20 Years
What will we be like as a society on September 11, 2051? Will we remember? And what, if anything, will we have learned?
For those of us old enough to recall that fateful September morning when the world changed forever, this will always be a somber day marked by remembrance and honor for those who were lost.
Everyone who was alive then has a 9/11 story. What they were doing that morning, where they were when they heard the news.
Twenty years ago, I was 32 and working as the Director of Corporate and Public Relations at a residential facility for children and adults in Langhorne, Pa., a suburban Philadelphia community in Bucks County that was (and still is) home to countless of people who commuted to their jobs in New York. That day, 18 people from Bucks County would die in the attacks. I was running late that morning and driving to work on Rt. 1, listening to the radio (the country music station, for some reason).

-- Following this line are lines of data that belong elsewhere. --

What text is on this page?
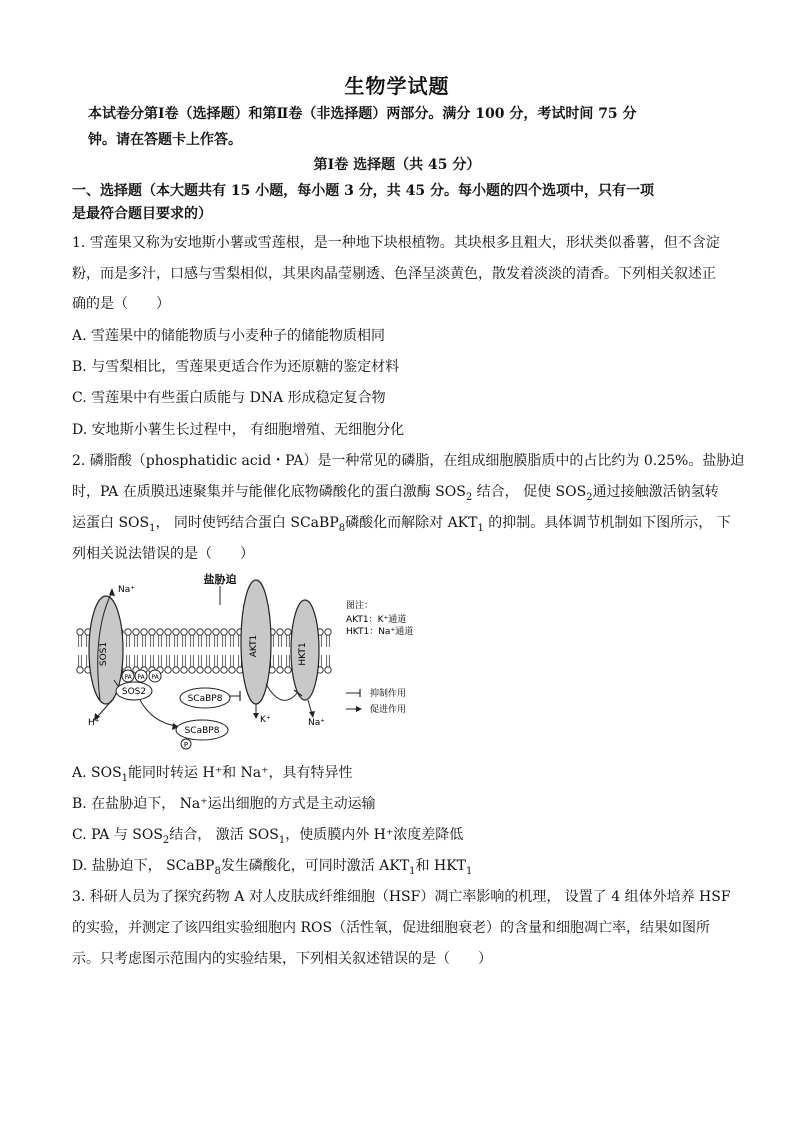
生物学试题
本试卷分第Ⅰ卷（选择题）和第Ⅱ卷（非选择题）两部分。满分 100 分，考试时间 75 分
钟。请在答题卡上作答。
第Ⅰ卷 选择题（共 45 分）
一、选择题（本大题共有 15 小题，每小题 3 分，共 45 分。每小题的四个选项中，只有一项
是最符合题目要求的）
1. 雪莲果又称为安地斯小薯或雪莲根，是一种地下块根植物。其块根多且粗大，形状类似番薯，但不含淀
粉，而是多汁，口感与雪梨相似，其果肉晶莹剔透、色泽呈淡黄色，散发着淡淡的清香。下列相关叙述正
确的是（　　）
A. 雪莲果中的储能物质与小麦种子的储能物质相同
B. 与雪梨相比，雪莲果更适合作为还原糖的鉴定材料
C. 雪莲果中有些蛋白质能与 DNA 形成稳定复合物
D. 安地斯小薯生长过程中， 有细胞增殖、无细胞分化
2. 磷脂酸（phosphatidic acid・PA）是一种常见的磷脂，在组成细胞膜脂质中的占比约为 0.25%。盐胁迫
时，PA 在质膜迅速聚集并与能催化底物磷酸化的蛋白激酶 $SOS_2$ 结合， 促使 $SOS_2$通过接触激活钠氢转
运蛋白 $SOS_1$， 同时使钙结合蛋白 SCaBP$_8$磷酸化而解除对 $AKT_1$ 的抑制。具体调节机制如下图所示， 下
列相关说法错误的是（　　）
SOS1	AKT1	HKT1
盐胁迫
Na⁺
H⁺
PA PA PA
SOS2
SCaBP8
SCaBP8
P
K⁺	Na⁺
图注：
AKT1：K⁺通道
HKT1：Na⁺通道
抑制作用
促进作用
A. $SOS_1$能同时转运 H⁺和 Na⁺，具有特异性
B. 在盐胁迫下， Na⁺运出细胞的方式是主动运输
C. PA 与 $SOS_2$结合， 激活 $SOS_1$，使质膜内外 H⁺浓度差降低
D. 盐胁迫下， SCaBP$_8$发生磷酸化，可同时激活 $AKT_1$和 $HKT_1$
3. 科研人员为了探究药物 A 对人皮肤成纤维细胞（HSF）凋亡率影响的机理， 设置了 4 组体外培养 HSF
的实验，并测定了该四组实验细胞内 ROS（活性氧，促进细胞衰老）的含量和细胞凋亡率，结果如图所
示。只考虑图示范围内的实验结果，下列相关叙述错误的是（　　）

My thoughts were most likely on our twins. They were due in mid-December, three months away, but we knew they would probably arrive early. (They did, on Thanksgiving Day.) The Husband and I had spent the weekend painting their nursery bright yellow with a sun, moon and stars theme for the saying that guided me during our infertility years — Shoot for the moon. Even if you miss, you’ll land among the stars. A bright spot in what was, for reasons I won’t get into here, an especially difficult and stressful time despite our excited preparations and joy about being expectant first-time parents.
The news came on the radio that a plane had just hit the World Trade Center.